# Retrieval augmented generation (RAG) prototype for home appliance maintenance

Prototype of RAG with OpenAI and Pinecone to get maintenance instructions from provided PDF manual. 

Uses:
- langchain
- Pincecone
- OpenAI GPT
- Python libraries for text extraction from PDF

Sources - mixed two tutorials:
- [https://medium.com/@anderson.riciamorim/a-quick-guide-to-use-your-own-data-in-gpt-with-retrieval-augmented-generation-73f3e9d54bcd]
- but libraries not cooperating, so leaning into [https://python.langchain.com/v0.2/docs/integrations/vectorstores/pinecone/]

In [None]:
# Using venv in vscode
# open new terminal
# python3 -m venv venv
# then Cmd-Shift-P and select Python: Select Interpreter

In [None]:
%pip install --upgrade --quiet  \
    langchain-pinecone \
    langchain-openai \
    langchain \
    langchain-community \
    pypdf \
    python-dotenv

In [None]:
import os
from dotenv import load_dotenv, find_dotenv

load_dotenv(find_dotenv(), override=True)

In [5]:
from langchain_community.document_loaders import TextLoader
from langchain_openai import OpenAIEmbeddings
from langchain.text_splitter import RecursiveCharacterTextSplitter
from pypdf import PdfReader

file = 'Honeywell-HEV320-Cool-Mist-Humidifier-Manual.pdf'
reader = PdfReader(file)
text = ""
for page in reader.pages:
    text += page.extract_text() + "\n"
text_splitter = RecursiveCharacterTextSplitter(
    separators=["\n\n", "\n", " ", ""],
    chunk_size=1000,
    chunk_overlap=200)
chunks = text_splitter.create_documents(texts=[text])

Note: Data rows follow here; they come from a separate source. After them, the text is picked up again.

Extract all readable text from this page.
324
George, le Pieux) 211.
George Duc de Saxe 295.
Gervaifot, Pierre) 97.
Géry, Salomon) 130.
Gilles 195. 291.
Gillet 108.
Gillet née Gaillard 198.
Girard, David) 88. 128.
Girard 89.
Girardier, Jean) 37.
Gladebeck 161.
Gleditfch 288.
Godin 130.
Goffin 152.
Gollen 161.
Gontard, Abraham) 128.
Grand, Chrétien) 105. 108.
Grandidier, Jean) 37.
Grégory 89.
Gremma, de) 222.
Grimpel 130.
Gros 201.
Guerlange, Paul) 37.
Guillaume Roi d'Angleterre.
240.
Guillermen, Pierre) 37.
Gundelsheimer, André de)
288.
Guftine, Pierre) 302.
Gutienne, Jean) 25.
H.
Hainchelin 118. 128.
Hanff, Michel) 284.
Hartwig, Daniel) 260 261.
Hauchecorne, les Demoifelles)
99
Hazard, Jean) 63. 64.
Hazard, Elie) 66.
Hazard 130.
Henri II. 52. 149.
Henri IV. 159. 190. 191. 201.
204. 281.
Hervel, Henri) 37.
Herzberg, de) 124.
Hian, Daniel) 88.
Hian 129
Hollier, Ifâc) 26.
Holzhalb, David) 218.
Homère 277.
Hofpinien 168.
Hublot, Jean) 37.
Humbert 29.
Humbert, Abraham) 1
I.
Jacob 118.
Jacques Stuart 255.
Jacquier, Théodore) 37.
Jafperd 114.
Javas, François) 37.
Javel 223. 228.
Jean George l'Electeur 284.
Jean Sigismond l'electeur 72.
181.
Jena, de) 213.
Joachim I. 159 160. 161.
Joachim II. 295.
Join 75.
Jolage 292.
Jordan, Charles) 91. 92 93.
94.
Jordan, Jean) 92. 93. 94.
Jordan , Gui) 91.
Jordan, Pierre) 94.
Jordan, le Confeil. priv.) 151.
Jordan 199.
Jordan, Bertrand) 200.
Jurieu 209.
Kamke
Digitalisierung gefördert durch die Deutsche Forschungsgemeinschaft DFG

embeddings = OpenAIEmbeddings()

In [None]:
from pinecone import Pinecone, ServerlessSpec
from langchain_pinecone import PineconeVectorStore
import time

pc = Pinecone(api_key=os.environ.get("PINECONE_API_KEY"))

index_name = "my-index"

if index_name not in [index_info["name"] for index_info in pc.list_indexes()]:
    pc.create_index(
        name=index_name,
        dimension=1536,
        metric="cosine",
        spec=ServerlessSpec(cloud="aws", region="us-east-1"),
    )
    while not pc.describe_index(index_name).status["ready"]:
        time.sleep(1)

index = pc.Index(index_name)

docsearch = PineconeVectorStore.from_documents(chunks, embeddings, index_name=index_name)

In [13]:
query = "How often should I clean my humidifier?"
docs = docsearch.similarity_search(query)
print(docs[0].page_content)

6 7CARING FOR YOUR HUMIDIFIER  (Continued)
To keep your humidifier running efficiently, clean it regularly. Weekly cleaning is 
recommended. All maintenance should be done in the kitchen or bathroom on a water resistant surface near a faucet. Do not wash any components of this humidifier  in a dishwasher.
To properly clean your humidifier we recommend the separate processes of Scale 
Removal and Disinfecting. These two processes must be done separately.
Before CleaningCARING FOR YOUR HUMIDIFIERCARING FOR YOUR FILTER  (Continued)
To prolong the life of your Wicking Filter, turn it over each time you fill the Water Tank. This will keep the top of the Filter from drying out and will help the Filter to age more evenly.
If you notice the Filter getting hard, you may soak it in cool water to 
loosen mineral buildup. This will temporarily improve the performance of the Wicking Filter until a replacement Filter is purchased.


In [14]:
query = "Do I need to change the filter?"
docs = docsearch.similarity_search(query)
print(docs[0].page_content)

like the Honeywell HHM10 or H10C, available at retailers or on HoneywellPluggedIn.com.USING YOUR HUMIDIFIER Step 1
CARING FOR YOUR FILTER
It is recommended you change your Wicking Filter every 30-60 days depending on water quality and usage. If you have hard water you may need to replace your filter more frequently.
Change your filter if you notice:• The filter is hard and crusty• The filter starts to give off an odor• Moisture output is decreasedBe sure to use only genuine Honeywell Replacement  
Filters which are Protec
® antimicrobially treated. This  
helps prevent the migration of mold, algae and bacteria  
on the filter.Replacement Wicking  
Filter Honeywell  
HC-888 Series Type C
 Step 2  Step 3


In [31]:
from langchain import PromptTemplate
import langchain
from langchain.chains.retrieval_qa.base import RetrievalQA

from langchain.chat_models import ChatOpenAI
# import openai
# openai.api_key=os.getenv("OPENAI_KEY")

llm = ChatOpenAI(model_name="gpt-4o", temperature=0, openai_api_key=os.getenv("OPENAI_KEY"))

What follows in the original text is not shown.